A major building block in a good story is tension. Tension can be as simple as surprise at the way the writer has shaped a sentence, conjured an image or set up a series of events that create within the reader a curiosity that will not be satisfied until we find the answer to our initial question, why, what or how.

Tension is the key to engaging readers and to keep them turning the pages of your short story, novel or piece of non-fiction.  There is no reason to keep turning the pages if nothing is happening.

In her article, How to Build tension and Heighten the Stakes, Jessica Page Morrell points out that the stakes have to be high. She quotes Hemmingway’s Old Man and the Sea stating that, if Hemmingway’s character did not have a lot to prove the story would simply be a story about a man going to sea. Hemmingway’s character has a lot to prove and the stakes are high. That is why we keep reading, because we want him to succeed.

That is the other thing about building tension. The reader needs to believe in the character and want him or her to achieve whatever goal she or he has set out to accomplish. The character has to overcome challenges and that is from where the tension builds.

I have often spoken about the over use of dialogue and Jessica Page also talks about the importance of using dialogue to build tension. Poorly constructed dialogue can flatten a story and become a game of words between two people…one trying to say something cleverer than the next. This does not build tension. So how does dialogue build tension?

Morrell says, “Tense dialogue is a tight, more intense version of real-life speech.”

Intensity is the key word here. When dialogue between two people ramps up in intensity it pulls the reader into the exchange. Again, the reader has a favourite, like a boxing match, and the reader wants that favourite to win. Why? What each says reveals the reason for the tense exchange.

So if a conversation goes on for pages the energy will gradually disappear and the reader will lose interest. Short, concise dialogue has the potential to be very powerful indeed. Even the way a character says one word has the power to make a reader understand someone’s pain, triumph, anger, joy and so on. One word, well placed and well used has enormous power.

Another point Morrell makes is that while readers want the tension to build stomach-knotting increments the reader also needs some time to catch a breath. We want the tension to build but we also want time to take in what we have read. So build into your story just a bit of time to relax…timing for these is crucial. They cannot go on for too long, nor can they be too short but like a comedy act they also need to appear in the right places throughout the script so choose the breathing space carefully.

Writing that builds tension has a number of features and Morrell lists these.

Here is a quick summary:

Hold back key information to the end.
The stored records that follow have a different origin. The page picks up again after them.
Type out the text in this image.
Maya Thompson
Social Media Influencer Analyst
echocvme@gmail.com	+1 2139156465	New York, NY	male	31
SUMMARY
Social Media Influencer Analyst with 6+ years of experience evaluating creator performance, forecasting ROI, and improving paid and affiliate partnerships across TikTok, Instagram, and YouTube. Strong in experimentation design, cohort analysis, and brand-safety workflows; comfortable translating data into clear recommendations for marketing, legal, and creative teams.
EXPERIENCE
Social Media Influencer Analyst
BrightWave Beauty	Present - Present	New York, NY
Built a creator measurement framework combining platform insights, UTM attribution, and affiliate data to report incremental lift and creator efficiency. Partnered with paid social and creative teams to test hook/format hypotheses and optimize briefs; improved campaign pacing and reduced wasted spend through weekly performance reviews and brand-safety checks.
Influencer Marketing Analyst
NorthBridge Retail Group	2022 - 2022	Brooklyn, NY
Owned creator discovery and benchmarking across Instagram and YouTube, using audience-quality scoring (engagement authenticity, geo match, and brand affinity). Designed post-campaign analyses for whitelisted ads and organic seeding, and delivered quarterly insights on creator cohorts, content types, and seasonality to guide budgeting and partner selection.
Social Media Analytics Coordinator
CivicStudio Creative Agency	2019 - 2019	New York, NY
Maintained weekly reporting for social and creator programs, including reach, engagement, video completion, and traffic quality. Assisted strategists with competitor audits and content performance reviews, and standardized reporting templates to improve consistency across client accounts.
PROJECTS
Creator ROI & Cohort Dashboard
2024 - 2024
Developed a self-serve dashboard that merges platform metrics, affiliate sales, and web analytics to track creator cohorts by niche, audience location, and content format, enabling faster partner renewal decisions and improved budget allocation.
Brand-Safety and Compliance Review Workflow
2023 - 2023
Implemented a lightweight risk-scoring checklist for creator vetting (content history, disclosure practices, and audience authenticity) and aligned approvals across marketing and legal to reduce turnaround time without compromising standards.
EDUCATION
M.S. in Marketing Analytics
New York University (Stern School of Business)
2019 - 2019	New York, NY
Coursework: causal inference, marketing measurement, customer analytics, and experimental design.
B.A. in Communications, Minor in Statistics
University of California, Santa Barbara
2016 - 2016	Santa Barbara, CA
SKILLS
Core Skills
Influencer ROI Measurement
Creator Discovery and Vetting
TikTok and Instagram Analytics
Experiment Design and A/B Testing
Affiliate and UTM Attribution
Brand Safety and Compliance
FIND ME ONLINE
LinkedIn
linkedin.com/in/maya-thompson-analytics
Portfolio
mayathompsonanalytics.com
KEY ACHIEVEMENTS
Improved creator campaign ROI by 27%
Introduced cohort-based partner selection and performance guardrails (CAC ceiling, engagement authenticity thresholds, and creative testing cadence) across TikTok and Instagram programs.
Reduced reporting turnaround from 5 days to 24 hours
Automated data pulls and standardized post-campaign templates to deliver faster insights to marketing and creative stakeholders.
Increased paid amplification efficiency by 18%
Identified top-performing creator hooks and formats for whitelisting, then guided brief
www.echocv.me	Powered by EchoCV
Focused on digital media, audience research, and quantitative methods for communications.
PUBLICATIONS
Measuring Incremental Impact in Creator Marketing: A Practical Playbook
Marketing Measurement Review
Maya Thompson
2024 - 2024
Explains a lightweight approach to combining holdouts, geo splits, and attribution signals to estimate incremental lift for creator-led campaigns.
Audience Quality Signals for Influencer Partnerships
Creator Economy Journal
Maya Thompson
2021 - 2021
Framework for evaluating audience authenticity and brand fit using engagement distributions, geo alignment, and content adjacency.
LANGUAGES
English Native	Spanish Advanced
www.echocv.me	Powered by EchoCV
Be careful not to toy with the reader while you do that. No reader likes to feel that the writer is holding back key information just to tease him or her. Judicious use of this technique is important. Keep dropping pieces of information into the story so that it builds to a momentous revelation.

The key point Morrell makes which I can not reiterate enough. Make sure your “opening paragraph creates intense curiosity.Enjoy Morrell’s article and to refer to it often as you write. It makes important and salient points.